My attempt with the definition of linearly independence: Let $\lambda_{1,2,3,4}\in \mathbb Q$ and consider $0=\lambda_1(t^5+t^4)+\lambda_2(t^5-7t^3)+\lambda_3(t^5-1)+\lambda_4(t^5+3t)$ By plugging in $t=0$ we get $\lambda_3=0$. Then we remain with $0=(\lambda_1+\lambda_2+\lambda_4)t^5+\lambda_1t^4-7\lambda_2t^3-3\lambda_4t$, but I do not see how to continue here.
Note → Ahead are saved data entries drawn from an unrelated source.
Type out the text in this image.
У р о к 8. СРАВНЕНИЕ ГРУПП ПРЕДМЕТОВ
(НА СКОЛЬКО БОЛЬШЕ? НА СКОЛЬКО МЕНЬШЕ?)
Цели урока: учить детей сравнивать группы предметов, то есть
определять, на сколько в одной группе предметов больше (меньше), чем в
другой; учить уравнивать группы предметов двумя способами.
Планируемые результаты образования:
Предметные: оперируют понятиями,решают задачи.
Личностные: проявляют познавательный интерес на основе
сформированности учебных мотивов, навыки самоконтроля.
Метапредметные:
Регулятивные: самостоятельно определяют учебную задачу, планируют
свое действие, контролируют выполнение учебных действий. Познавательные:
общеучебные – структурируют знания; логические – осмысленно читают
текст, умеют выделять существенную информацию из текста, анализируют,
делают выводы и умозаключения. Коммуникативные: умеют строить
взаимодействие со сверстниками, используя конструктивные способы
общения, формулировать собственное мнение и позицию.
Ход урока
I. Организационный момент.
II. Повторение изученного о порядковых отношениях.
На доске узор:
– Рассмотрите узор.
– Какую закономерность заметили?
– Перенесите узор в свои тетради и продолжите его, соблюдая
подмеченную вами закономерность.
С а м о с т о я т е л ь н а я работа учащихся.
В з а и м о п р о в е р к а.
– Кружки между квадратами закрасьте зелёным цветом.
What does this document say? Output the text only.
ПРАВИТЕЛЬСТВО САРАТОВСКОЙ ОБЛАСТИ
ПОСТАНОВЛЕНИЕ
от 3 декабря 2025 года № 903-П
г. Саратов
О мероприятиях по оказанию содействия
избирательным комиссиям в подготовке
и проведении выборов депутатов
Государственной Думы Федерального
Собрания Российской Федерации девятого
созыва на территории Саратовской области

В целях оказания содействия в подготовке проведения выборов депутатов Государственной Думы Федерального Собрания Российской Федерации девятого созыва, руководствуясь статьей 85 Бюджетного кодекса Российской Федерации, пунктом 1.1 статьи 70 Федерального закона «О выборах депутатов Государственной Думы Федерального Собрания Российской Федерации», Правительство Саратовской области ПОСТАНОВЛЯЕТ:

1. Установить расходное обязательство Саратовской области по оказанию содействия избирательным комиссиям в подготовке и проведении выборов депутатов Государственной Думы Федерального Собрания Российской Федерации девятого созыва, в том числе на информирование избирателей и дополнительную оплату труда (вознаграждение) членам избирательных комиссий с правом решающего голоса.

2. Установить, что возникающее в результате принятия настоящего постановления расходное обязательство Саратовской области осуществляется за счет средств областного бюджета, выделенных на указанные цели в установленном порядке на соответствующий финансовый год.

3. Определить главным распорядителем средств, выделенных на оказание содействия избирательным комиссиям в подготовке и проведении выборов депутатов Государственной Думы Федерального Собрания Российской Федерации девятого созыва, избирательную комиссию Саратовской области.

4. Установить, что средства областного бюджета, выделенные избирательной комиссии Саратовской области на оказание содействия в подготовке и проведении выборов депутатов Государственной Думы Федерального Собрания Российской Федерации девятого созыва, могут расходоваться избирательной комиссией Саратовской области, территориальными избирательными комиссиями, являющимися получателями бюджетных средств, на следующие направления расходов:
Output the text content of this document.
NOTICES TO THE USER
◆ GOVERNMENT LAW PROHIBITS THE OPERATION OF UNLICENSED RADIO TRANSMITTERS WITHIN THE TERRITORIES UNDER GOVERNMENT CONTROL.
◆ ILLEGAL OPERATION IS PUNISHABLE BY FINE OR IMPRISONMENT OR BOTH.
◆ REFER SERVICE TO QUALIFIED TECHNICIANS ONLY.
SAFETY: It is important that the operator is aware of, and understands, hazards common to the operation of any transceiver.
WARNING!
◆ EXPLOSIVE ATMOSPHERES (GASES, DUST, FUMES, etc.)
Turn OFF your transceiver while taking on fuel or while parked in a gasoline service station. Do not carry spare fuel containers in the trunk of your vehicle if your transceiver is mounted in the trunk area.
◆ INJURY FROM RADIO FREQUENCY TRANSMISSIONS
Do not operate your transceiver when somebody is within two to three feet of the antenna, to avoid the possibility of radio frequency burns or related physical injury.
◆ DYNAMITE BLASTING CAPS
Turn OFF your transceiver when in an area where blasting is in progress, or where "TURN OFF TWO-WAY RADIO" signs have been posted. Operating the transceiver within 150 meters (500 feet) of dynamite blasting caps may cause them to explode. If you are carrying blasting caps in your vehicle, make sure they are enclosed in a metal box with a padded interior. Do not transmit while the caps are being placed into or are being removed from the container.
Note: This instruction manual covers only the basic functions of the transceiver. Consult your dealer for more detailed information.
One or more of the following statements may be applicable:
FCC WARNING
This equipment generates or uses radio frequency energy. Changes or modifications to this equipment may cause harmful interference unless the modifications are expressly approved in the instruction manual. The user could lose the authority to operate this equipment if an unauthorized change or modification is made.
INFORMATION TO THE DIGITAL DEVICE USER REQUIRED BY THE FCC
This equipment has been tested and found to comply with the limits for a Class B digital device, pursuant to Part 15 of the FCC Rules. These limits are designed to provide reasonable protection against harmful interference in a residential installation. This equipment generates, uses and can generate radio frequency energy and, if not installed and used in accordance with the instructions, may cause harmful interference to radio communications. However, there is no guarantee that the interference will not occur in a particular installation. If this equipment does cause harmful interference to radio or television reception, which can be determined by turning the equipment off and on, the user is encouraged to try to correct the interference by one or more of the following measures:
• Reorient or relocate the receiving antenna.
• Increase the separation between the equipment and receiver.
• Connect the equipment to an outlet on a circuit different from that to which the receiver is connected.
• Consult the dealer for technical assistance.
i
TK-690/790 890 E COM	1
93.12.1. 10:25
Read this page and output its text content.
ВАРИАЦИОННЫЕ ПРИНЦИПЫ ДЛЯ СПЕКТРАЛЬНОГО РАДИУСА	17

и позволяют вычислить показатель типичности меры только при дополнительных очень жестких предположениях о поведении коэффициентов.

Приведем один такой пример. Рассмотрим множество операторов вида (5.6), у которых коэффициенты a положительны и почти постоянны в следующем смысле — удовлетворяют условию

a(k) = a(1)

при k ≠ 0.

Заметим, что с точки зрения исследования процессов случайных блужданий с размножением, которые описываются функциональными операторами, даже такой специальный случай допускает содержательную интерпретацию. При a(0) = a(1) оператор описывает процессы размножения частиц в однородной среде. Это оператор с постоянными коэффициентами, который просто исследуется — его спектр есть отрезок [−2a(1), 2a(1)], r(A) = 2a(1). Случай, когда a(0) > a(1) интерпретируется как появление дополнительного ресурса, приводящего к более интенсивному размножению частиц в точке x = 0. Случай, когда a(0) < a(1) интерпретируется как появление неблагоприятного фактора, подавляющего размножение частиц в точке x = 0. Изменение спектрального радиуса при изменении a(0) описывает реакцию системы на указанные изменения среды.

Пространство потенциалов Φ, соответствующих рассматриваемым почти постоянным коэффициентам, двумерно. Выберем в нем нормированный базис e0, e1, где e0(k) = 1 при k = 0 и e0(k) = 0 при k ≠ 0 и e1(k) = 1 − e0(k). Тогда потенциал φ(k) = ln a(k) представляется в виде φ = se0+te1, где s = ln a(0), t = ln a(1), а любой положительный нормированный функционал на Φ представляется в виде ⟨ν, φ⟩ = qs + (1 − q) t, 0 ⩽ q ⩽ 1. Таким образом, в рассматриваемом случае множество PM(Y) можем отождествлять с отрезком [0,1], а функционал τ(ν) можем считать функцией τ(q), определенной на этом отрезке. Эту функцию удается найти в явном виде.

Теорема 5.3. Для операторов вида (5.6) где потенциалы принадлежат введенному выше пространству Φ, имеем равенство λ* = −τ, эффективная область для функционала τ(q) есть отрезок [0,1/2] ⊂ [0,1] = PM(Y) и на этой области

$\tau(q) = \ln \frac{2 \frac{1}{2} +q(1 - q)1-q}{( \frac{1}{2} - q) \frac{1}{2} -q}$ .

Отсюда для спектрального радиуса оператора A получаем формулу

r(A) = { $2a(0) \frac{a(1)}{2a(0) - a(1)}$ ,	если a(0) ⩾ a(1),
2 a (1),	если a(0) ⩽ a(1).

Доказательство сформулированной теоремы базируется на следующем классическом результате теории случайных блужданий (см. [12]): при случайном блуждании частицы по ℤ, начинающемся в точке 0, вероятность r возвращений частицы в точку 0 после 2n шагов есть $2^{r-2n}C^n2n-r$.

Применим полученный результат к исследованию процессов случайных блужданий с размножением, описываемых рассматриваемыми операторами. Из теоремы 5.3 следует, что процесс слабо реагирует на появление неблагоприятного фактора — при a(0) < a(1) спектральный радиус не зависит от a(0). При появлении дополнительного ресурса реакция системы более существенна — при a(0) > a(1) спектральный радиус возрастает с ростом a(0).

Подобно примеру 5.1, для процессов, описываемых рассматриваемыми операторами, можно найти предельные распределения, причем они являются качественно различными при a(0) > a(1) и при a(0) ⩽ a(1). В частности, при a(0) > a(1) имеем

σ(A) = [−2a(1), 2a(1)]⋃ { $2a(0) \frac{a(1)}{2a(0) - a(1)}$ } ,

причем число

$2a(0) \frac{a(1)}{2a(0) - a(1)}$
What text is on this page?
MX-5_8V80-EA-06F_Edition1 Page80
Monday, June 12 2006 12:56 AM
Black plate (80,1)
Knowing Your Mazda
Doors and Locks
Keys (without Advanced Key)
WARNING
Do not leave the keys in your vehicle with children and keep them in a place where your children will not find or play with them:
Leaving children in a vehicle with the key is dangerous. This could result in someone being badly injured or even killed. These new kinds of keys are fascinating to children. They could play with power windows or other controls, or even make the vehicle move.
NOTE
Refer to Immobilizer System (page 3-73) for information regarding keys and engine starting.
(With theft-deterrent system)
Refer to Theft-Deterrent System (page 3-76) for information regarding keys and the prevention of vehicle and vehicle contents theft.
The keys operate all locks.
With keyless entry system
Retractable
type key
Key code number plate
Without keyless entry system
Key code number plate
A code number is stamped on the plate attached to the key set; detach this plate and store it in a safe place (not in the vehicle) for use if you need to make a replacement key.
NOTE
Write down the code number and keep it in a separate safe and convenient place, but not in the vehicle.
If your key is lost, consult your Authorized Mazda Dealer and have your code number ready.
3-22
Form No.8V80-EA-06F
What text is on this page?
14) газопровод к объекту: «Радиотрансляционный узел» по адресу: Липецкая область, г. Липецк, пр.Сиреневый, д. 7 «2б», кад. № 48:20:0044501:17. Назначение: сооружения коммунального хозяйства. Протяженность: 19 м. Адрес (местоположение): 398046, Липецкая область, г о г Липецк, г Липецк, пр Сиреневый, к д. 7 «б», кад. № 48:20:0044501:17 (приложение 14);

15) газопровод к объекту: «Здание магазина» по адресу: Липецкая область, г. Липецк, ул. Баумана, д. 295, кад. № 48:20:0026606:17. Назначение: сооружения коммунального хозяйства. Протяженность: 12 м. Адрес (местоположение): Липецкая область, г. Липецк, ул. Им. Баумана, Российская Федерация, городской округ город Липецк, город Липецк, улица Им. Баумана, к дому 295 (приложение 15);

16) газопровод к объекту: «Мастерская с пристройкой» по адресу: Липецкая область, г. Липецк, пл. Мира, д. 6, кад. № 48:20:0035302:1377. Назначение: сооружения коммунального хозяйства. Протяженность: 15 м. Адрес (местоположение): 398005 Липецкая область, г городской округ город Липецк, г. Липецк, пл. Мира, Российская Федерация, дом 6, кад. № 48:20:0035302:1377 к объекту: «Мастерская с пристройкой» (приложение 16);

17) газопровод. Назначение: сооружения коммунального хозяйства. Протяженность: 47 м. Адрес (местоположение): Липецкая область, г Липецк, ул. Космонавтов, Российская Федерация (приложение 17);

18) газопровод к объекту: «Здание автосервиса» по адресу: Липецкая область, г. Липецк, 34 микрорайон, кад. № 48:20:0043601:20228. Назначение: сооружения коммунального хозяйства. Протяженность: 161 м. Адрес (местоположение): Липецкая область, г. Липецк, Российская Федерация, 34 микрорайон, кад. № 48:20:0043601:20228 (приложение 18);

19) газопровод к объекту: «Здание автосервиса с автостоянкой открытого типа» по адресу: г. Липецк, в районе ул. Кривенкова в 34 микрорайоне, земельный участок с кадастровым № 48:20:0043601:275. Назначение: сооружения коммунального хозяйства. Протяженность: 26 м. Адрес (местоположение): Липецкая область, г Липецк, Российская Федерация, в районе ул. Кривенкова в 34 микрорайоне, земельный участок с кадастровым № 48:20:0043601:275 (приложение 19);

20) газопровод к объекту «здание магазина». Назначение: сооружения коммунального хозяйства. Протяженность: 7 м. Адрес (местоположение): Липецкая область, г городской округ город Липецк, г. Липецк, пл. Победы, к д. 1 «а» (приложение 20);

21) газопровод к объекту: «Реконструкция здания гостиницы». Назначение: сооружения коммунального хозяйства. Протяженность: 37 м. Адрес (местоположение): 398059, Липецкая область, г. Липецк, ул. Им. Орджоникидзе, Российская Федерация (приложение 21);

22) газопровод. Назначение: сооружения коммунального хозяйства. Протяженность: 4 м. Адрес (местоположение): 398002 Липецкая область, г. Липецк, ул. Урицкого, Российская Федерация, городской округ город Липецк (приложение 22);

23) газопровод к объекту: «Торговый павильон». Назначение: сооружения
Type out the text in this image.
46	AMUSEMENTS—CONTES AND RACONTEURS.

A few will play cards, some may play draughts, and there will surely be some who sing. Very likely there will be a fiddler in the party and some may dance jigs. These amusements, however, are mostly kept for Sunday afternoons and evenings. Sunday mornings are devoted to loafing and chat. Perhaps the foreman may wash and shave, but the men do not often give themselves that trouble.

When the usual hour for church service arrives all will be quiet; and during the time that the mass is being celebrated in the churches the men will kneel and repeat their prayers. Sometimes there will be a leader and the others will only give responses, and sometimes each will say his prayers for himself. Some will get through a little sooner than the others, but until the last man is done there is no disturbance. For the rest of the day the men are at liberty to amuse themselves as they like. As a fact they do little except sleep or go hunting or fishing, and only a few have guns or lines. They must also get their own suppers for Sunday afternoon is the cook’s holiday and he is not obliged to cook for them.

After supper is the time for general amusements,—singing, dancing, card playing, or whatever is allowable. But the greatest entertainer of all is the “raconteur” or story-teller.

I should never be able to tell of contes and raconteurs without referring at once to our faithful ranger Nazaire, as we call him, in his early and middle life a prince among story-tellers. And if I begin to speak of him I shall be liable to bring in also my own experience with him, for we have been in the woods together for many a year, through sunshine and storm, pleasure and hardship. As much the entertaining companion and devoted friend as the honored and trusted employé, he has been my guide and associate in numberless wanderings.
I tried to plug in some more values for $t$.
First question: Is this attempt in general ok and how could one continue?
Another idea is to consider a basis of $\mathbb Q_{\le5}[t]$ i.e. $\cal B=\{1,t,t^2,t^3,t^4,t^5\}$. Then the transformation matrix is given by
$ \begin{pmatrix} 0 & 0 & -1 & 0 \\ 0 & 0 & 0 & 3 \\ 0&0&0&0 \\ 0 & -7 & 0 & 0 \\ 1 &0 &0 &0 \\ 1 &1 &1 &1 \end{pmatrix} $
Its rank is $4$.
Second question: Since its rank is 4 can we conclude that $(p_1,p_2,p_3,p_4)$ is linear independent?
Third question: Are there other possibilites to check the linear independence here?
First, you can divide your equality with $t$, thus obtaining:
$$0 = (\lambda_1 + \lambda_2 + \lambda_4)t^4 + \lambda_1t^3 - 7\lambda_2t^2 - 3\lambda_4$$
Plugging in $t = -1$ gives
$$0 = -6\lambda_2-2\lambda_4 \implies \lambda_4 = -3\lambda_2$$
Plugging in $t = 1$ gives
$$0 = 2\lambda_1 -6\lambda_2 - 2\lambda_4 = 2\lambda_1 \implies \lambda_1= 0$$
Finally, plugging in $t = 2$ gives
$$0 = -12\lambda_2 + 13\lambda_4$$
which together with $\lambda_4 = -3\lambda_2$ gives $\lambda_2 = \lambda_4 = 0$.
Your second method is also correct, and indeed it yields that the given polynomials are linearly independent.